Но не только и не столько этим отличалась гвардия. Главное — высокий уровень ратного мастерства. Только за период сталинградских боев на счету Ивана Балюка было 12 сбитых самолетов противника, Борис Ривкин уничтожил 9 воздушных пиратов, Василий Лимаренко — 6, Илья Чумбарев — 3, Геннадий Шерстнев — 2. Я тоже не отставал от товарищей: 7 самолетов сбил лично и 2 в групповых воздушных боях.
Не менее важная черта гвардии — высокая сознательность ее воинов, железная сплоченность, беззаветная преданность Коммунистической партии. Достаточно сказать, что в нашем полку насчитывалось 85 коммунистов и 92 члена ВЛКСМ. Это очень высокий процент по отношению ко всему личному составу части. Коммунисты и комсомольцы были опорой командира в решении всех задач, которые ставились штабами дивизии и армии, они являлись могучей силой, воодушевляющей однополчан на подвиги во имя Родины, во имя нашей победы над врагом.

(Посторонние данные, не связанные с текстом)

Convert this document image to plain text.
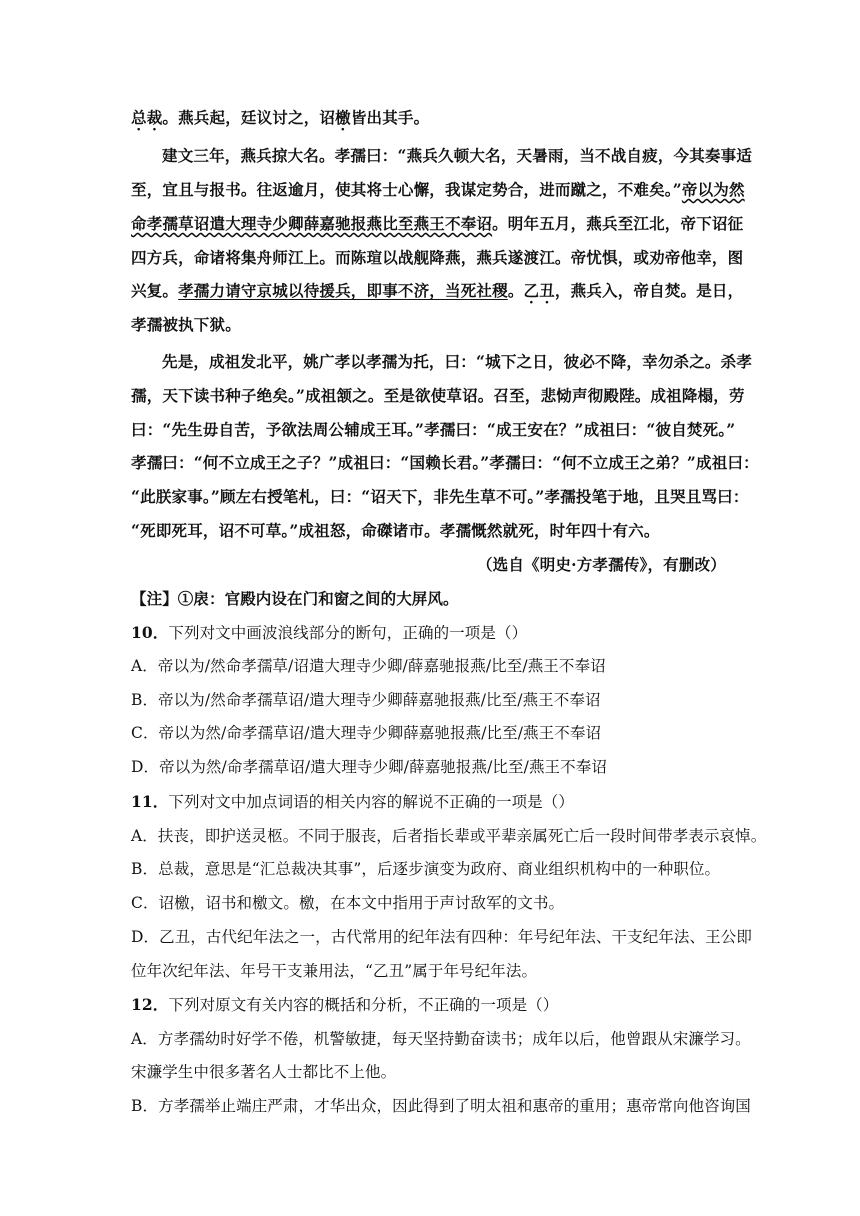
总裁。燕兵起，廷议讨之，诏檄皆出其手。
建文三年，燕兵掠大名。孝孺曰：“燕兵久顿大名，天暑雨，当不战自疲，今其奏事适
至，宜且与报书。往返逾月，使其将士心懈，我谋定势合，进而蹴之，不难矣。”帝以为然
命孝孺草诏遣大理寺少卿薛嘉驰报燕比至燕王不奉诏。明年五月，燕兵至江北，帝下诏征
四方兵，命诸将集舟师江上。而陈瑄以战舰降燕，燕兵遂渡江。帝忧惧，或劝帝他幸，图
兴复。孝孺力请守京城以待援兵，即事不济，当死社稷。乙丑，燕兵入，帝自焚。是日，
孝孺被执下狱。
先是，成祖发北平，姚广孝以孝孺为托，曰：“城下之日，彼必不降，幸勿杀之。杀孝
孺，天下读书种子绝矣。”成祖颔之。至是欲使草诏。召至，悲恸声彻殿陛。成祖降榻，劳
曰：“先生毋自苦，予欲法周公辅成王耳。”孝孺曰：“成王安在？”成祖曰：“彼自焚死。”
孝孺曰：“何不立成王之子？”成祖曰：“国赖长君。”孝孺曰：“何不立成王之弟？”成祖曰：
“此朕家事。”顾左右授笔札，曰：“诏天下，非先生草不可。”孝孺投笔于地，且哭且骂曰：
“死即死耳，诏不可草。”成祖怒，命磔诸市。孝孺慨然就死，时年四十有六。
（选自《明史·方孝孺传》，有删改）
【注】①扆：官殿内设在门和窗之间的大屏风。
10．下列对文中画波浪线部分的断句，正确的一项是（）
A．帝以为/然命孝孺草/诏遣大理寺少卿/薛嘉驰报燕/比至/燕王不奉诏
B．帝以为/然命孝孺草诏/遣大理寺少卿薛嘉驰报燕/比至/燕王不奉诏
C．帝以为然/命孝孺草诏/遣大理寺少卿薛嘉驰报燕/比至/燕王不奉诏
D．帝以为然/命孝孺草诏/遣大理寺少卿/薛嘉驰报燕/比至/燕王不奉诏
11．下列对文中加点词语的相关内容的解说不正确的一项是（）
A．扶丧，即护送灵柩。不同于服丧，后者指长辈或平辈亲属死亡后一段时间带孝表示哀悼。
B．总裁，意思是“汇总裁决其事”，后逐步演变为政府、商业组织机构中的一种职位。
C．诏檄，诏书和檄文。檄，在本文中指用于声讨敌军的文书。
D．乙丑，古代纪年法之一，古代常用的纪年法有四种：年号纪年法、干支纪年法、王公即
位年次纪年法、年号干支兼用法，“乙丑”属于年号纪年法。
12．下列对原文有关内容的概括和分析，不正确的一项是（）
A．方孝孺幼时好学不倦，机警敏捷，每天坚持勤奋读书；成年以后，他曾跟从宋濂学习。
宋濂学生中很多著名人士都比不上他。
B．方孝孺举止端庄严肃，才华出众，因此得到了明太祖和惠帝的重用；惠帝常向他咨询国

Обладая такими высокими боевыми и моральными качествами, гвардейцы, не боясь быть нескромными, имели право уже в ту пору повторить суровое изречение известного русского полководца Александра Невского — грозы псов-рыцарей и других врагов Отечества: Кто с мечом к нам войдет, от меча и погибнет.
Третья весна
Не переводятся русские люди,
Крепнут, мужают
В лишеньях войны.
Трубы заводов
И жерла, орудий
Общею яростью раскалены.
Огненный шквал все дальше и дальше уходил от берегов волжской твердыни, и мы, находясь в Пичуге, как бы оставались уже в глубоком тылу. А на отдаленной периферии громадного полукольца, опоясывающего сталинградскую округу, кипели жестокие бои. Насмерть шла борьба на Северном Кавказе и Верхнем Дону, на Украине и под Ленинградом, на центральном и северо-западном участках советско-германского фронта.
Однополчане все чаще поговаривали о том, что в такое время отсиживаться в затишье — совесть мучит, что пора бы снова в бой, туда, где нужны быстрокрылые наши яки, обстрелянные в воздушных схватках бойцы. Начали забываться усталость и ранения, отступать от сердца горечь утрат и потерь. Отступать, но не изглаживаться…
— Как ты думаешь, Яш, жив Поселянов? — с робкой надеждой спрашивает меня Лимаренко.
В разгар битвы над Волгой самолет Поселянова загорелся в воздухе, и лейтенант выпрыгнул с парашютом за линией фронта.
— Если удачно приземлился, то жив, — ответил я Василию.
Лимаренко вздохнул:
— Самое страшное — плен… Поселянов и раньше горел, когда летал на Пе-2, но, как знаешь, добрался до своих. А теперь уже который день нет парня…
— Не разводи панихиду. И без тебя тошно.
А тошно мне было потому, что я знал: если бы Поселянов мог, он давно бы пришел. Раненный, обожженный, но пришел бы. Значит, не сумел. А почему не сумел — одному ему — известно.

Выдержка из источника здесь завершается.